C’est justement pour cela que notre diplomatie doit travailler sur une nouvelle vision de l’avenir à court, moyen et long terme, en intégrant tous les éléments actuels et ce à qu
oi l’on doit s’attendre de l’évolution future du monde. «Gouverner c’est prévoir», dit l’adage. L’expérience de notre Révolution nous rappelle que l’atteinte de l’objectif ne passe pas nécessairement par une victoire militaire écrasante sur un ennemi puissant mais par une diplomatie qui force l’ennemi à s’asseoir à la table de négociations, où il sera contraint de renoncer à ses desseins hégémoniques. Parallèlement à une action immédiate, au vu des menaces réelles d’aujourd’hui, il y a lieu de reprendre l’initiative en Afrique qui constitue notre profondeur stratégique. Par ailleurs, il ne faudra jamais perdre de vue que du fait de notre position au croisement de l’Afrique, de l’Europe et du Moyen-Orient, l’Algérie constitue pour les grandes puissances le passage obligé pour l’Afrique et le monde arabe. Sur le plan international, l’image de marque de notre pays et la reconnaissance de l’importance de sa voix dans le concert des nations dépendra d’une diplomatie active qui s’appuie sur les réformes d’une Algérie nouvelle. La diplomatie de combat qui fut la nôtre dans toutes les crises et les défis auxquels notre pays a dû faire face dans un passé récent doit reprendre la place qui lui est due dans un monde en perpétuelle évolution.   
Avec les nouveaux développements, il y aura une nouvelle donne, à savoir la présence d’Israël à nos frontières. Comment l’Algérie compte-t-elle composer avec cette réalité ? 
Effectivement, Israël n’a plus besoin d’infiltrer une cinquième colonne dans notre pays. L’entité sioniste est aujourd’hui à nos frontières. Elle l’était déjà par le biais du fameux «mur de la honte», mur de sable conçu par Ehud Barak et construit au Sahara occupé, au plus près de notre frontière ouest. Elle l’est aussi par la construction, au profit des Forces armées royales marocaines, d’une base à moins de 30 kilomètres de la même frontière. Elle l’est enfin par l’introduction, par des «trabendistes», de drogue, de psychotropes et de produits cosmétiques, alimentaires ou pharmaceutiques Made in Israël sous l’étiquette «Produits au Maroc». Ce n’est pas pour rien que l’ANP a pris des mesures radicales pour assurer la défense de notre frontière ouest.
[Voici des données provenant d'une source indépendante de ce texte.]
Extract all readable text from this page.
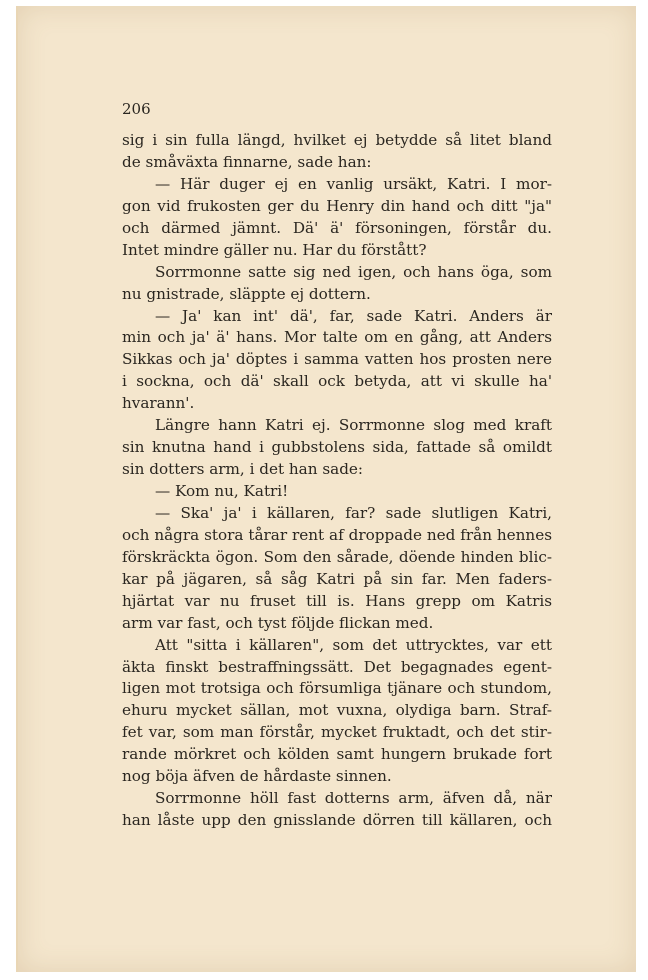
206
sig i sin fulla längd, hvilket ej betydde så litet bland
de småväxta finnarne, sade han:
— Här duger ej en vanlig ursäkt, Katri. I mor-
gon vid frukosten ger du Henry din hand och ditt "ja"
och därmed jämnt. Dä' ä' försoningen, förstår du.
Intet mindre gäller nu. Har du förstått?
Sorrmonne satte sig ned igen, och hans öga, som
nu gnistrade, släppte ej dottern.
— Ja' kan int' dä', far, sade Katri. Anders är
min och ja' ä' hans. Mor talte om en gång, att Anders
Sikkas och ja' döptes i samma vatten hos prosten nere
i sockna, och dä' skall ock betyda, att vi skulle ha'
hvarann'.
Längre hann Katri ej. Sorrmonne slog med kraft
sin knutna hand i gubbstolens sida, fattade så omildt
sin dotters arm, i det han sade:
— Kom nu, Katri!
— Ska' ja' i källaren, far? sade slutligen Katri,
och några stora tårar rent af droppade ned från hennes
förskräckta ögon. Som den sårade, döende hinden blic-
kar på jägaren, så såg Katri på sin far. Men faders-
hjärtat var nu fruset till is. Hans grepp om Katris
arm var fast, och tyst följde flickan med.
Att "sitta i källaren", som det uttrycktes, var ett
äkta finskt bestraffningssätt. Det begagnades egent-
ligen mot trotsiga och försumliga tjänare och stundom,
ehuru mycket sällan, mot vuxna, olydiga barn. Straf-
fet var, som man förstår, mycket fruktadt, och det stir-
rande mörkret och kölden samt hungern brukade fort
nog böja äfven de hårdaste sinnen.
Sorrmonne höll fast dotterns arm, äfven då, när
han låste upp den gnisslande dörren till källaren, och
L’établissement de relations officielles, autant politiques qu’économiques et militaires entre le Maroc et Israël donne aujourd’hui au sionisme le moyen de menacer directement notre pays, qui est considéré, comme l’avait affirmé Moshé Dayan et l’affirme encore aujourd’hui Benjamin Netanyahu,»(…) la cible ennemie privilégiée». Cette nouvelle donne ne constitue qu’un maillon de plus dans un large projet d’encerclement de l’Algérie, et ce par la volonté avérée d’Israël d’établir des ambassades et des bases dans tous les pays voisins de notre pays. Israël et ses «amis», qu’ils soient arabes ou africains, se rendront compte qu’ils commettent la lourde erreur de tabler sur la faiblesse et les prétendues antagonismes arabes-berbères tels qu’imaginés par le MAK du renégat Mehenni. L’avenir prouvera que l’Algérie du million et demi de martyrs a toujours su, des millénaires durant, et saura relever, aujourd’hui, tous les défis et opposer sa résistance légendaire face à toutes les menaces, d’où qu’elles viennent. La mémoire de nos martyrs victimes des crimes innommables du colonialisme et celle des martyrs de la glorieuse révolution de Novembre nous commande de nous unir dans l’adversité.